Today's young adults grew up in a time when their youth was documented with smartphone cameras rather than dedicated digital or film cameras. It's not surprising that, perhaps in response to the ubiquity of the phone, some young creative photographers are ditching their handsets in their pockets in favor of compact digital cameras, the type that camera manufacturers are actively phasing out.
Much of the buzz among this creative class has focused on high-end, chic models like the Fujifilm G7 and Sony RX100 models, which can be great for selfies.
But other shutterbugs are harking back to the past twenty years or more and adding a vintage “Y2K aesthetic” to their work. The MySpace look is strong: many photographers are shooting with authentic early 2000s “digicams,” pointing their cameras – with bright flashes – at their friends and creating washed-out, grainy, low-resolution photos that look a lot like 2003 .

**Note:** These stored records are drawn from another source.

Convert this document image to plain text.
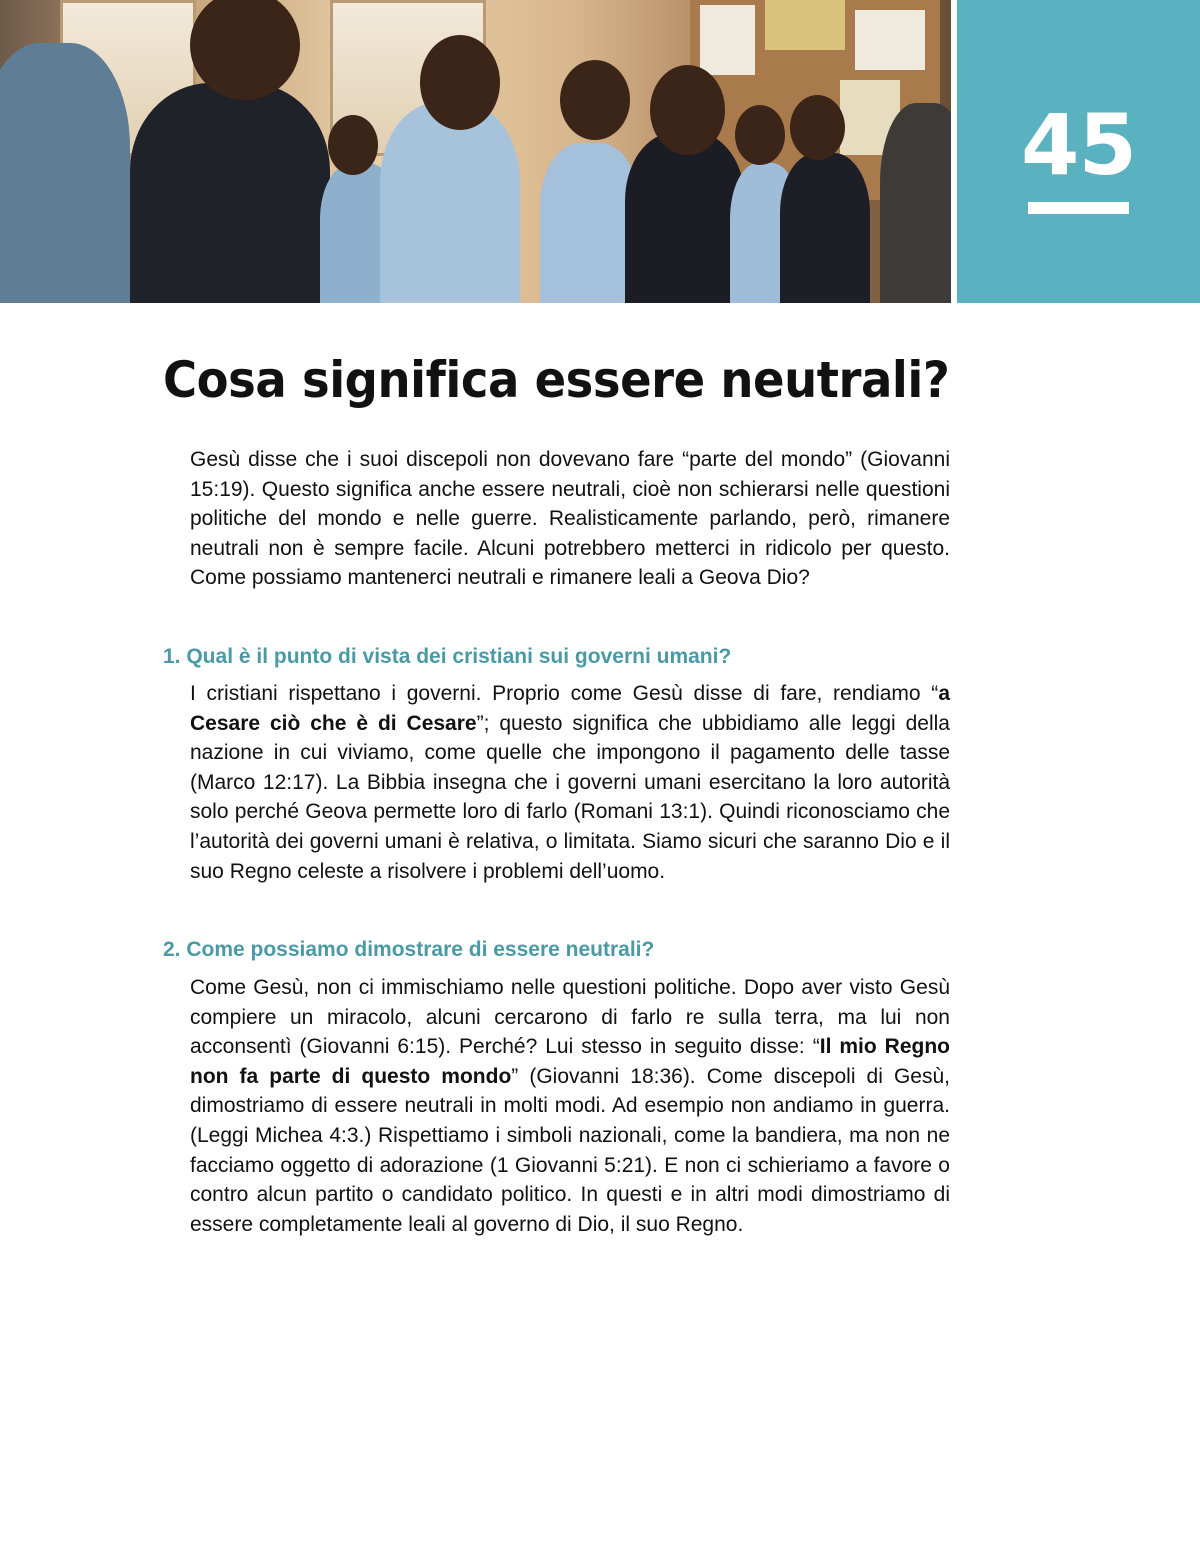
45
Cosa significa essere neutrali?

Gesù disse che i suoi discepoli non dovevano fare “parte del mondo” (Giovanni 15:19). Questo significa anche essere neutrali, cioè non schierarsi nelle questioni politiche del mondo e nelle guerre. Realisticamente parlando, però, rimanere neutrali non è sempre facile. Alcuni potrebbero metterci in ridicolo per questo. Come possiamo mantenerci neutrali e rimanere leali a Geova Dio?

1. Qual è il punto di vista dei cristiani sui governi umani?

I cristiani rispettano i governi. Proprio come Gesù disse di fare, rendiamo “a Cesare ciò che è di Cesare”; questo significa che ubbidiamo alle leggi della nazione in cui viviamo, come quelle che impongono il pagamento delle tasse (Marco 12:17). La Bibbia insegna che i governi umani esercitano la loro autorità solo perché Geova permette loro di farlo (Romani 13:1). Quindi riconosciamo che l’autorità dei governi umani è relativa, o limitata. Siamo sicuri che saranno Dio e il suo Regno celeste a risolvere i problemi dell’uomo.

2. Come possiamo dimostrare di essere neutrali?

Come Gesù, non ci immischiamo nelle questioni politiche. Dopo aver visto Gesù compiere un miracolo, alcuni cercarono di farlo re sulla terra, ma lui non acconsentì (Giovanni 6:15). Perché? Lui stesso in seguito disse: “Il mio Regno non fa parte di questo mondo” (Giovanni 18:36). Come discepoli di Gesù, dimostriamo di essere neutrali in molti modi. Ad esempio non andiamo in guerra. (Leggi Michea 4:3.) Rispettiamo i simboli nazionali, come la bandiera, ma non ne facciamo oggetto di adorazione (1 Giovanni 5:21). E non ci schieriamo a favore o contro alcun partito o candidato politico. In questi e in altri modi dimostriamo di essere completamente leali al governo di Dio, il suo Regno.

“I think it's so wild because I'm an older millennial,” says Ali O'Keefe, who runs the photography channel Two Months One Camera on YouTube. “My childhood was captured on film… but for [young people]Theirs were probably all captured on something like Canon SD1000s,” she says, referring to a popular point-and-shoot from mid-childhood.
It's not just the retro sensibility they're going for, but also some cool credibility. Everyone from Ayo Edibiri to Kendall Jenner is helping to stoke the digicam fever by taking public snaps with a vintage pocket camera.
The rise of the vintage digital camera marks at least the second great nostalgia boom in the photography world. More than fifteen years ago, a film revival brought thousands of cameras from the 1970s and 1980s out of closets and into handbags and backpacks. Companies like Impossible Project and Film Ferrania started production of Polaroid-compatible and 35mm film respectively, jumpstarting production equipment that would otherwise have gone to the scrap heap. Traditional film companies such as Kodak and Ilford have seen sales increase. Unfortunately, the price of film stock has also increased significantly, making film processing more expensive as well. (Having a roll developed and digitally scanned now typically costs between $15 and $20.)